An endpoint is a URL path on a server that accepts a specific type of request and returns a specific type of response. In AI APIs, the most common endpoint is the chat completions endpoint — POST /v1/chat/completions in OpenAI's schema, POST /v1/messages at Anthropic. But modern AI providers expose a constellation of endpoints beyond chat: /v1/embeddings for turning text into vectors, /v1/images/generations for image creation, /v1/audio/transcriptions for speech-to-text, and /v1/models for listing available models. Each endpoint expects different request parameters and returns different response shapes.

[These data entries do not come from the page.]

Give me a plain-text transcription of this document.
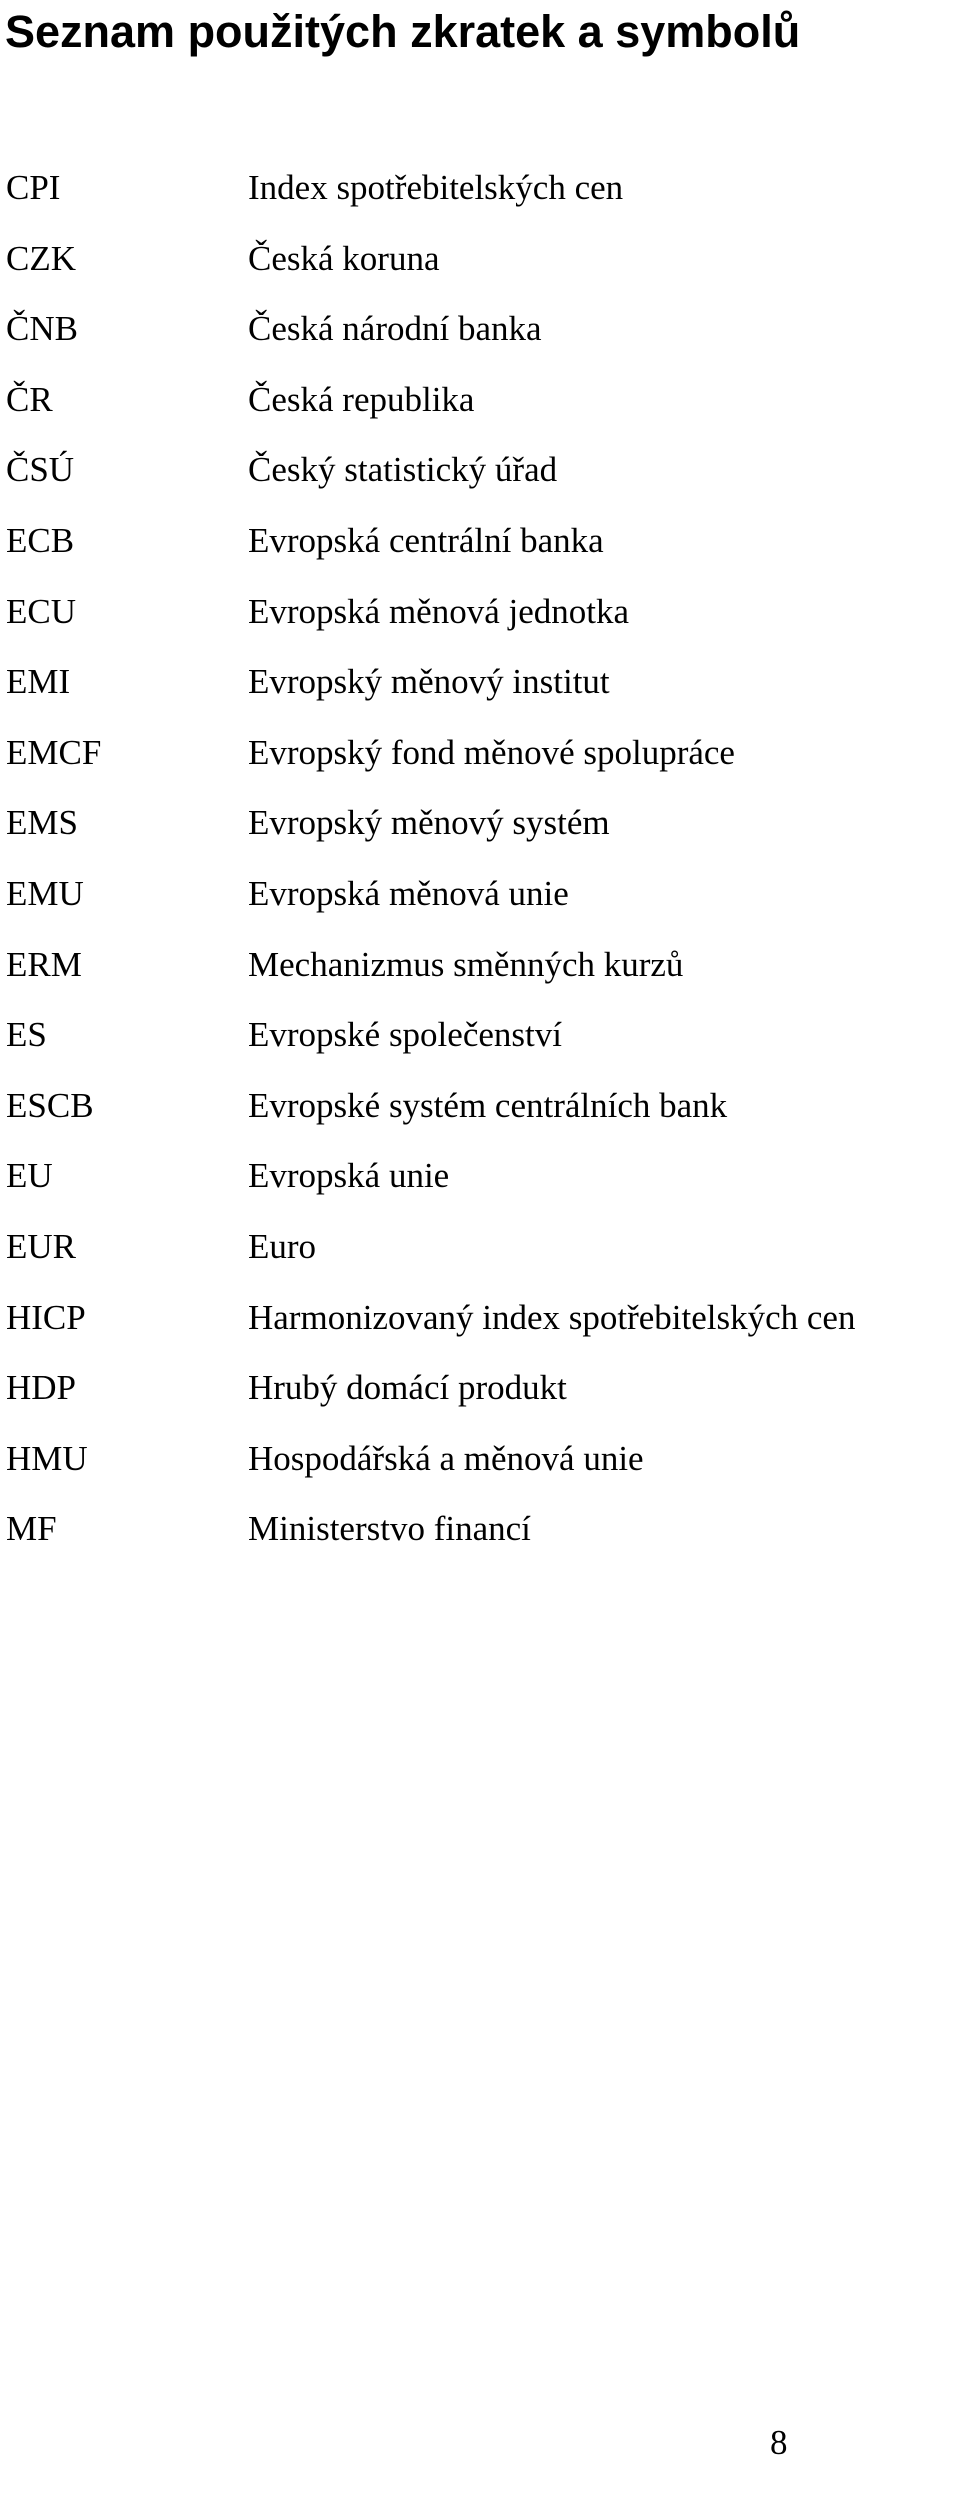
Seznam použitých zkratek a symbolů
CPI	Index spotřebitelských cen
CZK	Česká koruna
ČNB	Česká národní banka
ČR	Česká republika
ČSÚ	Český statistický úřad
ECB	Evropská centrální banka
ECU	Evropská měnová jednotka
EMI	Evropský měnový institut
EMCF	Evropský fond měnové spolupráce
EMS	Evropský měnový systém
EMU	Evropská měnová unie
ERM	Mechanizmus směnných kurzů
ES	Evropské společenství
ESCB	Evropské systém centrálních bank
EU	Evropská unie
EUR	Euro
HICP	Harmonizovaný index spotřebitelských cen
HDP	Hrubý domácí produkt
HMU	Hospodářská a měnová unie
MF	Ministerstvo financí
8
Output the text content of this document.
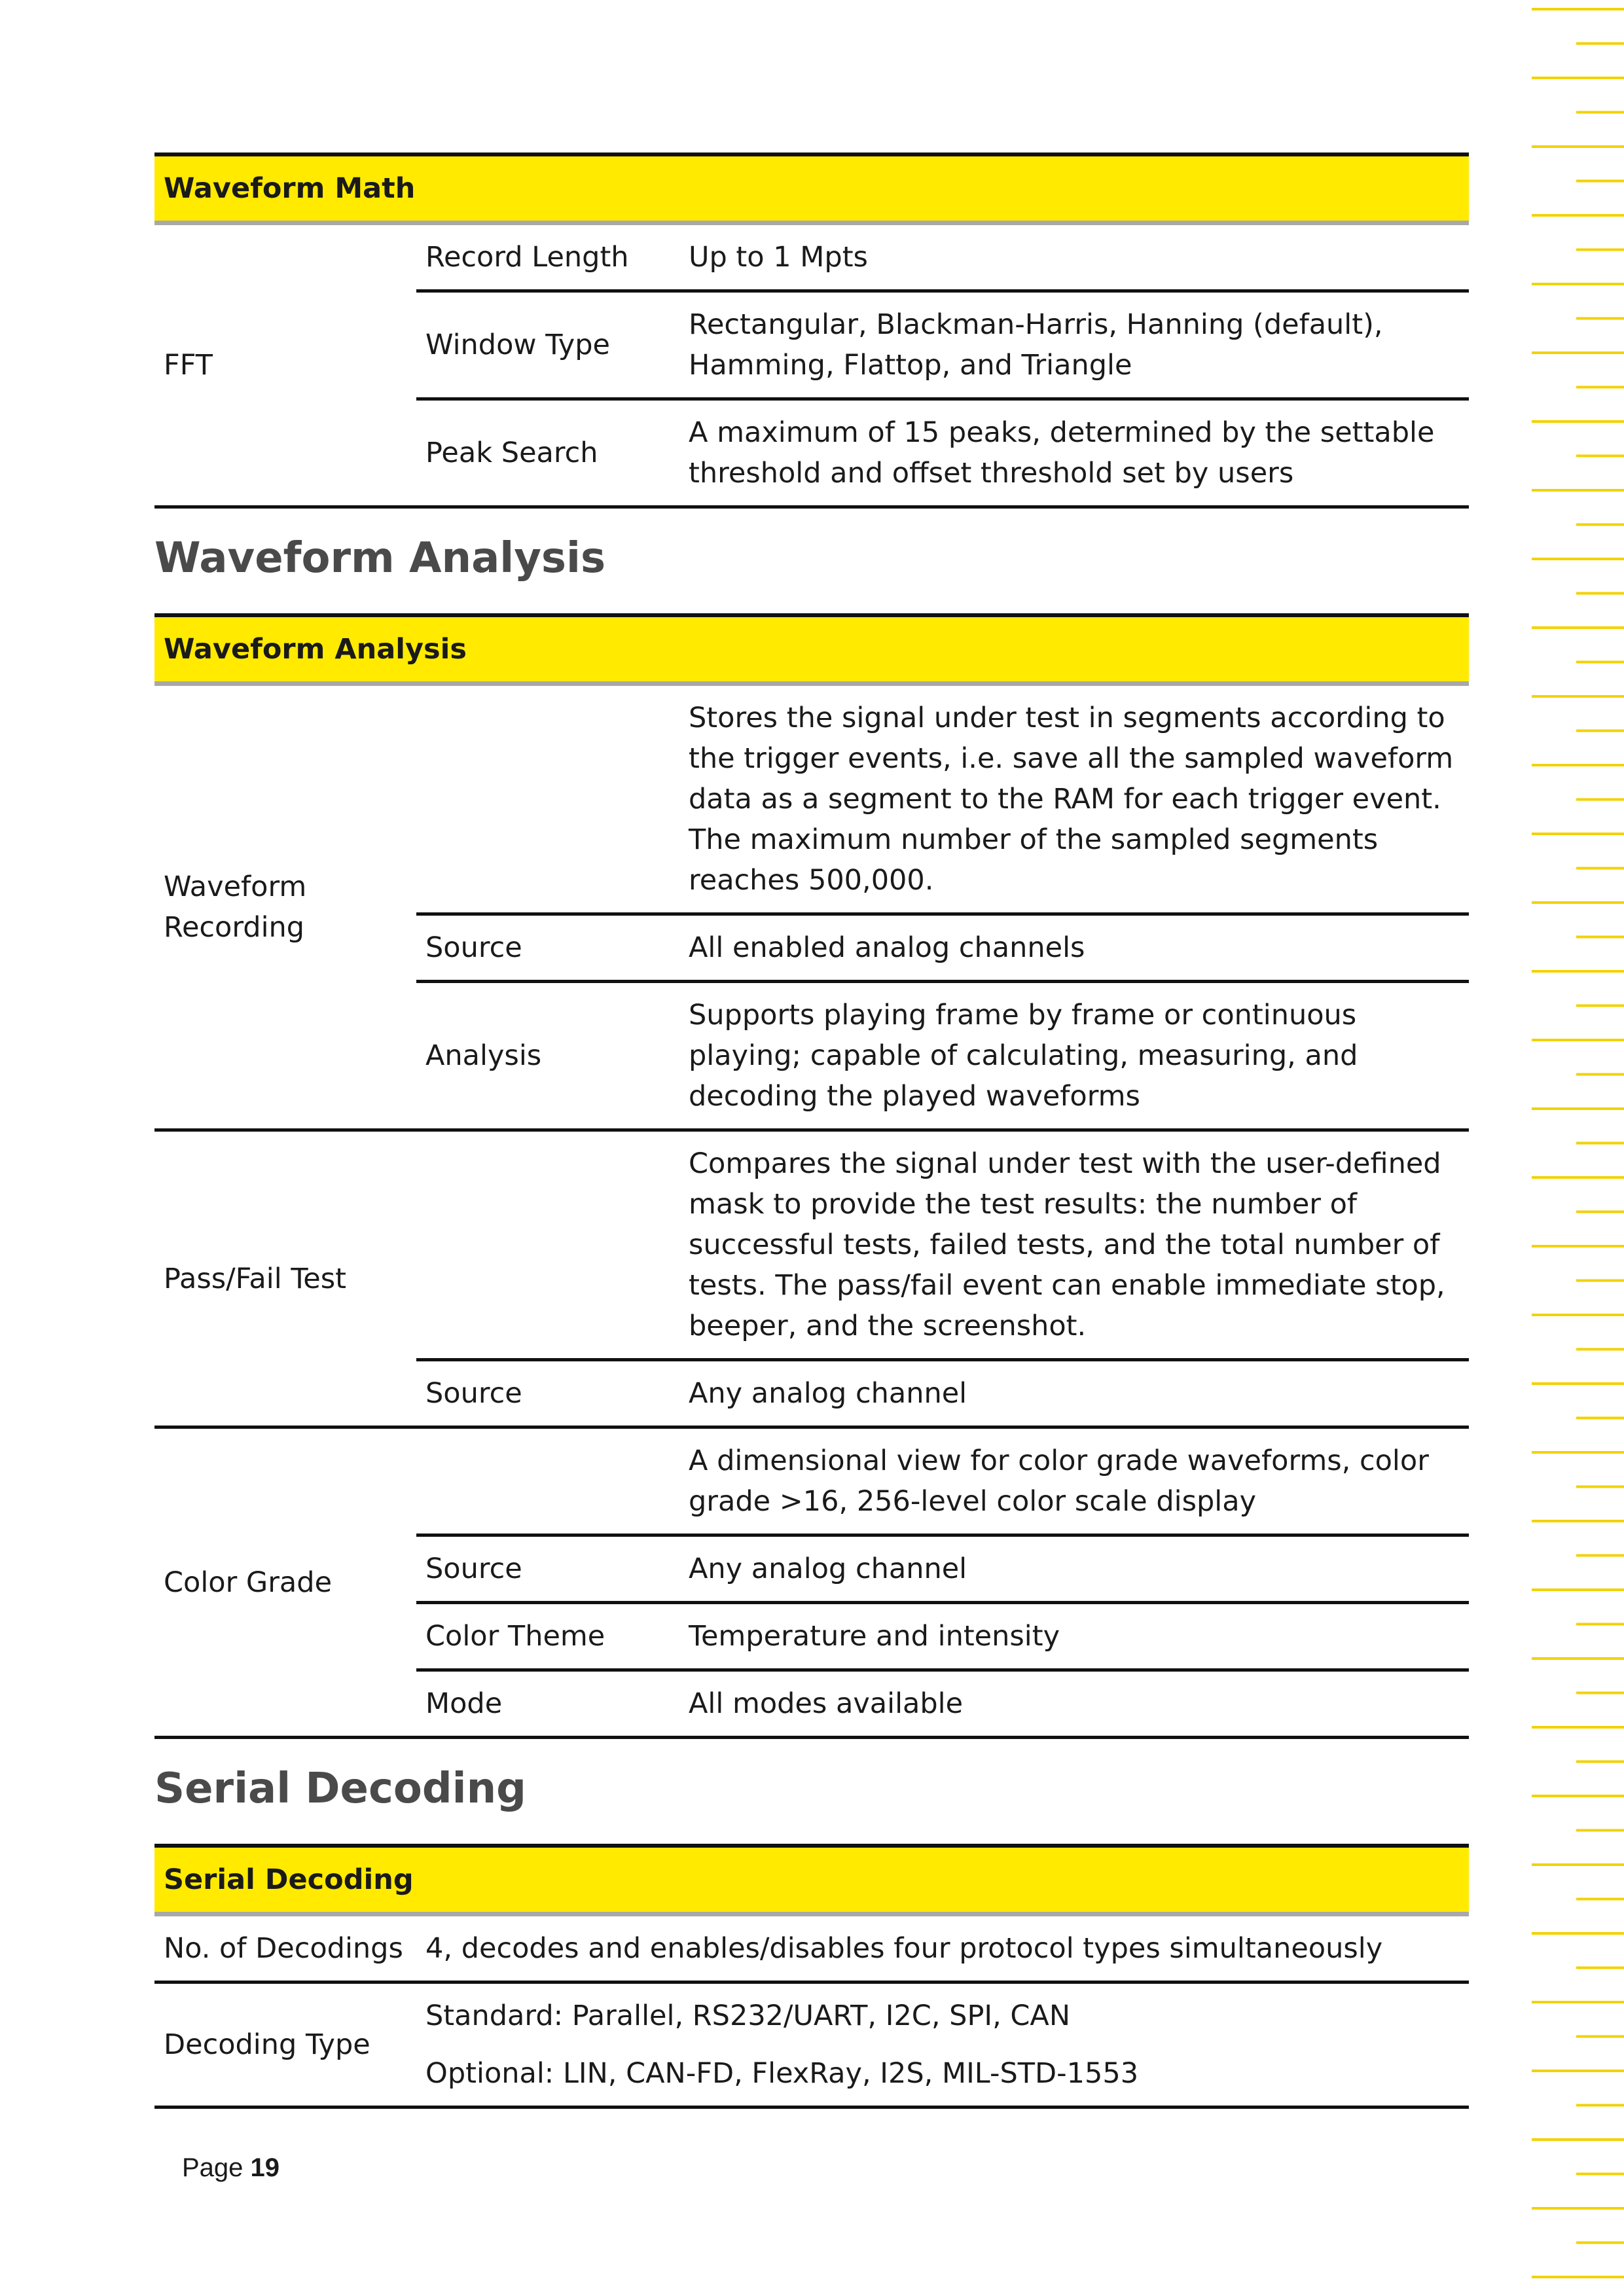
Waveform Math		
FFT	Record Length	Up to 1 Mpts
	Window Type	Rectangular, Blackman-Harris, Hanning (default), Hamming, Flattop, and Triangle
	Peak Search	A maximum of 15 peaks, determined by the settable threshold and offset threshold set by users
Waveform Analysis
Waveform Analysis		

Waveform Recording		Stores the signal under test in segments according to the trigger events, i.e. save all the sampled waveform data as a segment to the RAM for each trigger event. The maximum number of the sampled segments reaches 500,000.
	Source	All enabled analog channels
	Analysis	Supports playing frame by frame or continuous playing; capable of calculating, measuring, and decoding the played waveforms
Pass/Fail Test		Compares the signal under test with the user-defined mask to provide the test results: the number of successful tests, failed tests, and the total number of tests. The pass/fail event can enable immediate stop, beeper, and the screenshot.
	Source	Any analog channel
Color Grade		A dimensional view for color grade waveforms, color grade >16, 256-level color scale display
	Source	Any analog channel
	Color Theme	Temperature and intensity
	Mode	All modes available
Serial Decoding
Serial Decoding	
No. of Decodings	4, decodes and enables/disables four protocol types simultaneously
Decoding Type	Standard: Parallel, RS232/UART, I2C, SPI, CAN
Optional: LIN, CAN-FD, FlexRay, I2S, MIL-STD-1553
Page 19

The practical challenge is that "OpenAI-compatible" endpoints are only approximately compatible. Groq, Together AI, and Fireworks all advertise OpenAI compatibility, and they'll work fine for basic chat completion requests. But dig into the details and you'll find differences: some don't support the response_format parameter for structured output, others handle tool/function calling differently, and error response formats vary widely. Anthropic doesn't even try to be OpenAI-compatible — their Messages API uses a different structure entirely, with content as an array of blocks rather than a plain string. When you're building a system that routes between multiple providers, these differences are where most of the engineering time goes.
Versioning is another important dimension. Providers evolve their endpoints over time, and breaking changes happen. OpenAI uses date-based model versioning (like gpt-4-0125-preview), while the endpoint paths themselves stay stable. Anthropic includes a version header (anthropic-version: 2023-06-01) that determines the request/response schema. Google's Vertex AI uses version prefixes in the URL path. When a provider deprecates an endpoint version, you typically get a few months' warning, but if you're not watching their changelogs, you might wake up one morning to a broken integration.
Base URLs deserve mention too, because they're not as straightforward as you'd expect. Anthropic's API lives at api.anthropic.com, but OpenAI offers api.openai.com for direct access and separate base URLs for Azure OpenAI Service deployments. Some providers have regional endpoints for data residency compliance — your requests to europe-west1-aiplatform.googleapis.com stay in the EU. For providers that route through inference platforms like HuggingFace's Inference API, the base URL is the platform (router.huggingface.co) and the model identifier goes in the path or headers. Understanding this topology matters because latency, data sovereignty, and billing can all depend on which endpoint you're actually hitting.